Guest Post from Paul Marriner

Guest Post from Paul Marriner

Am I A Reader Or Writer?

 

Of course, in an ideal world the answer is, ‘both,’ and, over time, it’s absolutely possible and, many writers would say, absolutely necessary to be both . The prevailing wisdom is that writers should read, read, read … and I certainly wouldn’t disagree but find reading fiction when I’m in the depths of writing a distraction.

There are a few reasons. One is time. Writing a novel takes time: thinking, plotting, researching, writing, re-writing, re-thinking, re-plotting and re-writing … you get the idea … and I feel guilty if time is spent on reading purely for pleasure. It is true to say that as part of ‘research’ I’ll often read fiction and non-fiction in order to learn and soak in atmosphere and information to help make the latest work the best it can be. And it would be a lie to say I don’t take pleasure in it, to the extent that I sometimes find myself distracted and researching at ‘tangents’ to the work in hand. Often the research (be it fiction or non-fiction) has taken me somewhere fascinating and I may follow the trail until I feel guilty enough to go back to writing. But I console myself with the thought that some great ideas are often born that way and it is, after all, research.

So, time is one constraint on reading purely for pleasure while writing.
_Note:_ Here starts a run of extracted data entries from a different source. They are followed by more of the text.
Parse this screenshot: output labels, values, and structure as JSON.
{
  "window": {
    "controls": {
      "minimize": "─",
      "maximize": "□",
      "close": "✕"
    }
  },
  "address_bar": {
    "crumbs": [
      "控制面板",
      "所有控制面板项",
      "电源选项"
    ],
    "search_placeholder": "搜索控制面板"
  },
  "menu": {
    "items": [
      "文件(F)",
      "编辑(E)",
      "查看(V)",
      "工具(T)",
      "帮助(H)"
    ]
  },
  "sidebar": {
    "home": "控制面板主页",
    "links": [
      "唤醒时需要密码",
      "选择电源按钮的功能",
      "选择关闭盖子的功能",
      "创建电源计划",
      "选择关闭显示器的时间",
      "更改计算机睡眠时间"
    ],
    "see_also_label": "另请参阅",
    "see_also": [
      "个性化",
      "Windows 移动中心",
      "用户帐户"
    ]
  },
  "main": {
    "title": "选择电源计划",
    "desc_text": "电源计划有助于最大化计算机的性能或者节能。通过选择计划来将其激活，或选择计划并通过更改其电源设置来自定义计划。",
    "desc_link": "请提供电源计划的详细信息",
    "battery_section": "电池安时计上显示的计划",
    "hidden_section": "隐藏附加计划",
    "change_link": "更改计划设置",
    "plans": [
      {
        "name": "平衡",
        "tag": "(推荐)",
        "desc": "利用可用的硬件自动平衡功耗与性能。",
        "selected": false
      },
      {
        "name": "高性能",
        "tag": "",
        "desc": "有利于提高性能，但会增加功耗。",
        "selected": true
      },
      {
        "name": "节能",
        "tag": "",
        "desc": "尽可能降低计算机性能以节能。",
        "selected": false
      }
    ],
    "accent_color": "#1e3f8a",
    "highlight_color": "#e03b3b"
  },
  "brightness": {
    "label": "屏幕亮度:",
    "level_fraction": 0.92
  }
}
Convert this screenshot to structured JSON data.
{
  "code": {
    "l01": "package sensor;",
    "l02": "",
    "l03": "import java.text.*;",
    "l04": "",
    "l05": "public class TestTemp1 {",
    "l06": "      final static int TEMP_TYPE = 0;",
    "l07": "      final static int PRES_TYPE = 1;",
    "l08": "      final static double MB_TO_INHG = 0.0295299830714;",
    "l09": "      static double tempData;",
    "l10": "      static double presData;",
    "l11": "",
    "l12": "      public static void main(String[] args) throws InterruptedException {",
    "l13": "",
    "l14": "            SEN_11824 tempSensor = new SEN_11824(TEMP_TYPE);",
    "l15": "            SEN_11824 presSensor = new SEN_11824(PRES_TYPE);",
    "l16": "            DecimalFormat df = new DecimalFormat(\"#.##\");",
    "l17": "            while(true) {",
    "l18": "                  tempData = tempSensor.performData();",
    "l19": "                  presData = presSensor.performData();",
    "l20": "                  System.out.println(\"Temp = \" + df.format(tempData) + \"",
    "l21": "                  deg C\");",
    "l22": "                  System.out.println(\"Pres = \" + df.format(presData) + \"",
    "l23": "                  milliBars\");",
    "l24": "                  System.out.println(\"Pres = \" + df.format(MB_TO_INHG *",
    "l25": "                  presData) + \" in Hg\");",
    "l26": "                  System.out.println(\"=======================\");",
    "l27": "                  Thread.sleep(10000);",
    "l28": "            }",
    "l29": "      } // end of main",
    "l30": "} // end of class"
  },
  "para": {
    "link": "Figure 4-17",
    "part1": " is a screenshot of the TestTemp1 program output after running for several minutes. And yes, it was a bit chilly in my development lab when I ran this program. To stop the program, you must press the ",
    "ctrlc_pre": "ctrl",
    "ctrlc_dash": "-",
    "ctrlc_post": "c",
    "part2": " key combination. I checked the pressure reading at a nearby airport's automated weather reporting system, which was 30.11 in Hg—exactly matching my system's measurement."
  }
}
But it’s not the primary reason I try to avoid it.

 

When I’m between writing projects and can properly relax into a good book (or two) I find it takes a little while to immerse myself into the story of the first one – I find myself a little detached and thinking about style and plot and pace and narrative rather than being engrossed. But after a few chapters I can let myself go and be in the story. From then on I can ‘get into’ new books from the beginning, much like I could as a child with my latest library choice. But, if I’m in the middle of writing something myself I can’t quite lose myself in others’ books. This is a conscious decision to try and not be overly influenced. For example, if I’m reading Catch 22 (again, I read it every 2 or 3 years) there is a real danger that the next thing I write will be a pale imitation of Heller – especially when it comes to dialogue. Or if I’ve been reading something by Irving I may want to try and bring in an overtly political angle to my next piece of writing or a quirky character whether the piece requires it or not. Or if it’s been a thriller I may be thinking about introducing a murder and lose time planning the perfect crime (which is what I imagine a lot of thriller writers do). In short, I’m concerned about being unduly influenced by the style and plots of others – which is not necessarily a bad thing when you consider how wonderful many of those other writers are.

And I know it’s important to keep up with literary trends and, besides, it would be ridiculous to avoid reading great fiction because I’m worried about inadvertently copying it. After all, am I that weak willed that I am so easily influenced? It’s doubly ridiculous when you consider how much can be learnt from reading the work of others – regardless of genre.

 

But even so, I’ll continue to be careful when I’m writing and hope that all the good stuff I read when I’m between projects rubs off in some way and comes together as my own style – and, ultimately, while it may be the case that there are only a limited number of plots, (another debate for another time) hopefully my style is unique – for better or worse.

 

 

Oh, and it’s probably worth mentioning that, in the final analysis, perhaps I simply prefer writing to reading.